While the system may have had limited usefulness for the American people, it proved to be comedy gold for late-night shows.
Conan O’Brien joked, “Champagne-fuchsia means we’re being attacked by Martha Stewart.” Jay Leno said, “They added a plaid in case we were ever attacked by Scotland.”
Meanwhile, critics of the Bush administration argued that the system was a political tool.
And even Tom Ridge, the secretary of homeland security under President George W. Bush, has raised questions. In his memoir, “The Test of Our Times: America Under Siege ... And How We Can Be Safe Again,” Mr. Ridge said Attorney General John Ashcroft and Secretary of Defense Donald H. Rumsfeld, pushed for an elevated terrorism level in October 2004 after a threatening tape from Osama bin Laden was revealed.
Mr.
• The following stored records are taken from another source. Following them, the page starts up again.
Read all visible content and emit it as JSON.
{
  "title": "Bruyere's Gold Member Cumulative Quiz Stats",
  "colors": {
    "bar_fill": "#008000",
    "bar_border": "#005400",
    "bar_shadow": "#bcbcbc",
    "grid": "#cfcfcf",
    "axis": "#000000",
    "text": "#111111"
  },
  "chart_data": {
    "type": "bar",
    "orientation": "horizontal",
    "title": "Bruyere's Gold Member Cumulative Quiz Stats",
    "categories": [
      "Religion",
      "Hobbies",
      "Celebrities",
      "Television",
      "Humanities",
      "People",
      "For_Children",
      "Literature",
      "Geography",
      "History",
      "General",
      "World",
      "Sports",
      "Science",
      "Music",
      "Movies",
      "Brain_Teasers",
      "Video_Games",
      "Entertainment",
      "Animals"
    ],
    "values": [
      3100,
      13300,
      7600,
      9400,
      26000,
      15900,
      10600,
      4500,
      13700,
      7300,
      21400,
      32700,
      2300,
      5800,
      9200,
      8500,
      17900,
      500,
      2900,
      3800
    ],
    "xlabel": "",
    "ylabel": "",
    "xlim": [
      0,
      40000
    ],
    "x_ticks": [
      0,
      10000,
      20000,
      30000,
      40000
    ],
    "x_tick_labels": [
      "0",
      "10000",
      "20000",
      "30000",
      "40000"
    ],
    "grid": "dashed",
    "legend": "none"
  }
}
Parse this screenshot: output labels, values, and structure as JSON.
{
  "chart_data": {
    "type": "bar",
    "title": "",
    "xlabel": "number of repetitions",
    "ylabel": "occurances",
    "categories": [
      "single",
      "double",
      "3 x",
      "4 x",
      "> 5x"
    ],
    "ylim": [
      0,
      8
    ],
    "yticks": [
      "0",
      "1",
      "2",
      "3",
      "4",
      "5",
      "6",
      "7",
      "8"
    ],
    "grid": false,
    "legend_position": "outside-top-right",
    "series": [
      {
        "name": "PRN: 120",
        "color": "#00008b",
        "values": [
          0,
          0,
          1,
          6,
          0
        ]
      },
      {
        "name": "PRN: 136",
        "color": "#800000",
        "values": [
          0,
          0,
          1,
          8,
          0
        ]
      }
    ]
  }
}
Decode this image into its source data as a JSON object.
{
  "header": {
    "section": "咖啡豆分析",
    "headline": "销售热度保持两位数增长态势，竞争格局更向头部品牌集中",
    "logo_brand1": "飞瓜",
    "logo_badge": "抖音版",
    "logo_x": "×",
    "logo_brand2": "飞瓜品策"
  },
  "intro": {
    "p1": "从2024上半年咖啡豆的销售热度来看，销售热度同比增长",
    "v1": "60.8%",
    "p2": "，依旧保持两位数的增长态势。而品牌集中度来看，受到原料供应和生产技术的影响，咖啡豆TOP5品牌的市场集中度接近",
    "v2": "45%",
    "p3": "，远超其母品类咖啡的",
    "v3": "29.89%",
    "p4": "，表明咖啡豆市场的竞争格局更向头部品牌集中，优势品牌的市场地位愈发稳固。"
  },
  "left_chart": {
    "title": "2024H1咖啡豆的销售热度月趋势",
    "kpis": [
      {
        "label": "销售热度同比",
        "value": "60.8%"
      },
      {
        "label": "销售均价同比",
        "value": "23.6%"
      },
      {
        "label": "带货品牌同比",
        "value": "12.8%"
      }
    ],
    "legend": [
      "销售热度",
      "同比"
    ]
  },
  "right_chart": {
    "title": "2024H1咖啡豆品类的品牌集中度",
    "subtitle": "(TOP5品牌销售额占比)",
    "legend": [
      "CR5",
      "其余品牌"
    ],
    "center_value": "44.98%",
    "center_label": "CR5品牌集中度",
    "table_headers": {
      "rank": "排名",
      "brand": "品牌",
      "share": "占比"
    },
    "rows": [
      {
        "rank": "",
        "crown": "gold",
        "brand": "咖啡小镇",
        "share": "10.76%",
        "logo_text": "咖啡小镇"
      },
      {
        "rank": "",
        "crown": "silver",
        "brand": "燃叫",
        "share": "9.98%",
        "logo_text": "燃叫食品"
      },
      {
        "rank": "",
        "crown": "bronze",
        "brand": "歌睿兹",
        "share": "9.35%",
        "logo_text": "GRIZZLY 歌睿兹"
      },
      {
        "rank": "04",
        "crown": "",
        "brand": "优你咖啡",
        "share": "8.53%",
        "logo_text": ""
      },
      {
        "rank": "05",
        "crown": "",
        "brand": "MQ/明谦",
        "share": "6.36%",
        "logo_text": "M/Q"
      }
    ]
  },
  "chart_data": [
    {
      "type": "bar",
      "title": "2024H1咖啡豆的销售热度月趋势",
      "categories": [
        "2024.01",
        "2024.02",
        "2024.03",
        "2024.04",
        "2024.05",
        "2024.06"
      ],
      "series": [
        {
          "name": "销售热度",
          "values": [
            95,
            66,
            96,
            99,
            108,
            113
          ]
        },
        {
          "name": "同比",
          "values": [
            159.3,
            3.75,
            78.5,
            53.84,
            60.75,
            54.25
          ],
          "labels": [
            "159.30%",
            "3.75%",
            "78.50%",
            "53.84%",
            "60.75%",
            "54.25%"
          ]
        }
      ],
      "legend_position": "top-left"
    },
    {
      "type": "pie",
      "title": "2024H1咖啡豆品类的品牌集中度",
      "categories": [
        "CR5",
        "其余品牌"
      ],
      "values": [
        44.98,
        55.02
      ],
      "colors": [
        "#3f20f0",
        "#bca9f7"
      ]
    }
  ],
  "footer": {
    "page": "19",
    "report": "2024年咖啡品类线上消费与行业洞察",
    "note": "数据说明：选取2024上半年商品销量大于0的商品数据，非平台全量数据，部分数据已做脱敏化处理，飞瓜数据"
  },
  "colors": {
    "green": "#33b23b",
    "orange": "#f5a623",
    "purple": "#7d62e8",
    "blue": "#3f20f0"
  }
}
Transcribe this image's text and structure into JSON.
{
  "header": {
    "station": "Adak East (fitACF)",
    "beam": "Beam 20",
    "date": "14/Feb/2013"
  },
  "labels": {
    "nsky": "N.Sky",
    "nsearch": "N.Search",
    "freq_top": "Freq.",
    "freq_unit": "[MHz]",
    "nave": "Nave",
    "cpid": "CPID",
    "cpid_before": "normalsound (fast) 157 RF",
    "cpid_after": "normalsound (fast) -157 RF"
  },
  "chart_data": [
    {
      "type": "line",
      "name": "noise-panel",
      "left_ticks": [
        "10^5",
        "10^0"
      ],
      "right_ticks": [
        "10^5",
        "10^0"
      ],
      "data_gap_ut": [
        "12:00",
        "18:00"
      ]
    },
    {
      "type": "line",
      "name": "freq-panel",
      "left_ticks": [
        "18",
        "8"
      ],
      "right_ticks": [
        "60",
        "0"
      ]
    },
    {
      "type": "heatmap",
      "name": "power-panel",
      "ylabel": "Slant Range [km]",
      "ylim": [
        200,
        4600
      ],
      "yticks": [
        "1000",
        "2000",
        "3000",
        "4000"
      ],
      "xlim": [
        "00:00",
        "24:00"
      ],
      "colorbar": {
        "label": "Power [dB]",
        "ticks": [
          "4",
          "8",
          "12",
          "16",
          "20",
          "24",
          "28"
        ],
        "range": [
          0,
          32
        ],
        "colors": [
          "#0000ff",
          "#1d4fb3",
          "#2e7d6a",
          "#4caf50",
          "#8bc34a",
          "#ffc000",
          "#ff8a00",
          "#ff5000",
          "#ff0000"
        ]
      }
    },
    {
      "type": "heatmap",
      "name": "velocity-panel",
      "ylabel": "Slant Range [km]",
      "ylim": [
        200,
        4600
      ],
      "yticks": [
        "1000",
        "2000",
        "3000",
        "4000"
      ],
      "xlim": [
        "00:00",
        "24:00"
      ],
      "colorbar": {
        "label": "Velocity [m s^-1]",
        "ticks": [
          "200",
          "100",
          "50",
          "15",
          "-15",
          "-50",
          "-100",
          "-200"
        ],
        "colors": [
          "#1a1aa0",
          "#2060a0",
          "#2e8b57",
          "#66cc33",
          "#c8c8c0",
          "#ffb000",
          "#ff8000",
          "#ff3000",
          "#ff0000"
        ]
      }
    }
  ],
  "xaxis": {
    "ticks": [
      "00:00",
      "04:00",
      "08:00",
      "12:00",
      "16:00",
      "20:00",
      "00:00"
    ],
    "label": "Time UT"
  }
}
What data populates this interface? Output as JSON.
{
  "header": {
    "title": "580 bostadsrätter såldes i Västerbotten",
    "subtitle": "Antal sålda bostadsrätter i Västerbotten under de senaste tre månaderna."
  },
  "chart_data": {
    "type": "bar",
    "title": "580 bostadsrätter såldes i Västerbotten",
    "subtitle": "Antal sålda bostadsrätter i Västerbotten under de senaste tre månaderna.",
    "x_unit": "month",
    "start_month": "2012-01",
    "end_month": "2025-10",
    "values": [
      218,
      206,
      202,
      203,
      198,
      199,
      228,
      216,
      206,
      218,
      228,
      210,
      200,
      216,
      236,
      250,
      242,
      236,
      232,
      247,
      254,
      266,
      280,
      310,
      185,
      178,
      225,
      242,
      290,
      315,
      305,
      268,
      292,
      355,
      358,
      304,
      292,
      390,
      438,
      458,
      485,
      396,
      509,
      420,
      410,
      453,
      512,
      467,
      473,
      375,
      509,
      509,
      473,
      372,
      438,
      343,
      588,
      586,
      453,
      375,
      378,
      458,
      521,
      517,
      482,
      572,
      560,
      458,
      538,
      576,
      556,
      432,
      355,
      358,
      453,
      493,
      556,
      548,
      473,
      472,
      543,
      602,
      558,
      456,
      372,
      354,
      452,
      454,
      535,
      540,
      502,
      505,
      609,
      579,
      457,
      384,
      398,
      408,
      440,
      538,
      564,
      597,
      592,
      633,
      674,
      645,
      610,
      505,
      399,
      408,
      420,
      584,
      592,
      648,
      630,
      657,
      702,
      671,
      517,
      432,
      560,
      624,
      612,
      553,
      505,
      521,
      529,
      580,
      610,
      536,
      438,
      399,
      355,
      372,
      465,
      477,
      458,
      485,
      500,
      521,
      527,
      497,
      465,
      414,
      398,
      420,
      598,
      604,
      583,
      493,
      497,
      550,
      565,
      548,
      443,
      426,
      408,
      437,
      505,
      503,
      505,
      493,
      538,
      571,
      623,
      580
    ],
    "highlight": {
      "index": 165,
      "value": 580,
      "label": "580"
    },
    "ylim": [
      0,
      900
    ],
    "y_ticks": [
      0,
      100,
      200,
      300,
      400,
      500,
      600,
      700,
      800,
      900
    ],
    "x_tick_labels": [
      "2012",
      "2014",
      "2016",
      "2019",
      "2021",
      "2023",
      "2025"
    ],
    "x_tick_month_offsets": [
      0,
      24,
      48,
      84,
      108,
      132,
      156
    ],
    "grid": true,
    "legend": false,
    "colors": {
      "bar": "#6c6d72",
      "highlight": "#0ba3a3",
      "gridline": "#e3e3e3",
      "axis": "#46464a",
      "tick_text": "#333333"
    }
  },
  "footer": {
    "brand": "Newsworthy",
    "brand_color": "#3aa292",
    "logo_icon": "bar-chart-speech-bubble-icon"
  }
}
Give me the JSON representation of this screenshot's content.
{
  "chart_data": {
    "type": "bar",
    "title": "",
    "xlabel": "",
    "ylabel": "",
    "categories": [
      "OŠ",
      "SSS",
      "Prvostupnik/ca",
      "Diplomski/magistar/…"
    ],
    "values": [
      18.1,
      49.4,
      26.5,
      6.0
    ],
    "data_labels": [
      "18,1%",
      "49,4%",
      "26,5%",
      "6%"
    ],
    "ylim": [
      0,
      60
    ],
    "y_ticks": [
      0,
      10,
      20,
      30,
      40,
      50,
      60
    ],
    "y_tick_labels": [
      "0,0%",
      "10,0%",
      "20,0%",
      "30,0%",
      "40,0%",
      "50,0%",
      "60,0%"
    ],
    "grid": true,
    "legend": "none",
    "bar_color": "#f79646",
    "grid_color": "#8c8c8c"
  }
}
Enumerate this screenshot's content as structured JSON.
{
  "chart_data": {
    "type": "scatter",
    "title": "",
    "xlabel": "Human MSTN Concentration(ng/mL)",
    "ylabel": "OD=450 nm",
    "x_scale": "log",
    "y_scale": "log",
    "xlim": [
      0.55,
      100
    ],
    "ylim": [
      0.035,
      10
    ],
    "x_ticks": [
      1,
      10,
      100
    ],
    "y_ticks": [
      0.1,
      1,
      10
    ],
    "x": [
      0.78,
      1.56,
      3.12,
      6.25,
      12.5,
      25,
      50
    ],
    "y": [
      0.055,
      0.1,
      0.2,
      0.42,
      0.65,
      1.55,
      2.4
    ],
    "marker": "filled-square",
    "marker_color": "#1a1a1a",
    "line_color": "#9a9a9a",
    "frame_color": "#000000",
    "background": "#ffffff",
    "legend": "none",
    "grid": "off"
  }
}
Ridge wrote that after “a vigorous, some might say dramatic, debate, I wondered, ‘Is this about security, or politics?’ ” While the security level ultimately was not raised, he said the incident helped him decide that it was time to leave the government in February 2005.
Amy Wax, president of the International Association of Color Consultants North America, said — perhaps not surprisingly — colors could be an effective part of a warning system if tied to specific action. “How are we going to take those instructions and apply it to our lives?” she said. “Are we going to go to the airport, or not go to the airport?”
She said the agency’s use of “childish” primary colors like red, yellow and blue might have diluted the impact. “Purple, orange and magenta might create a sense of something that would get attention,” she said.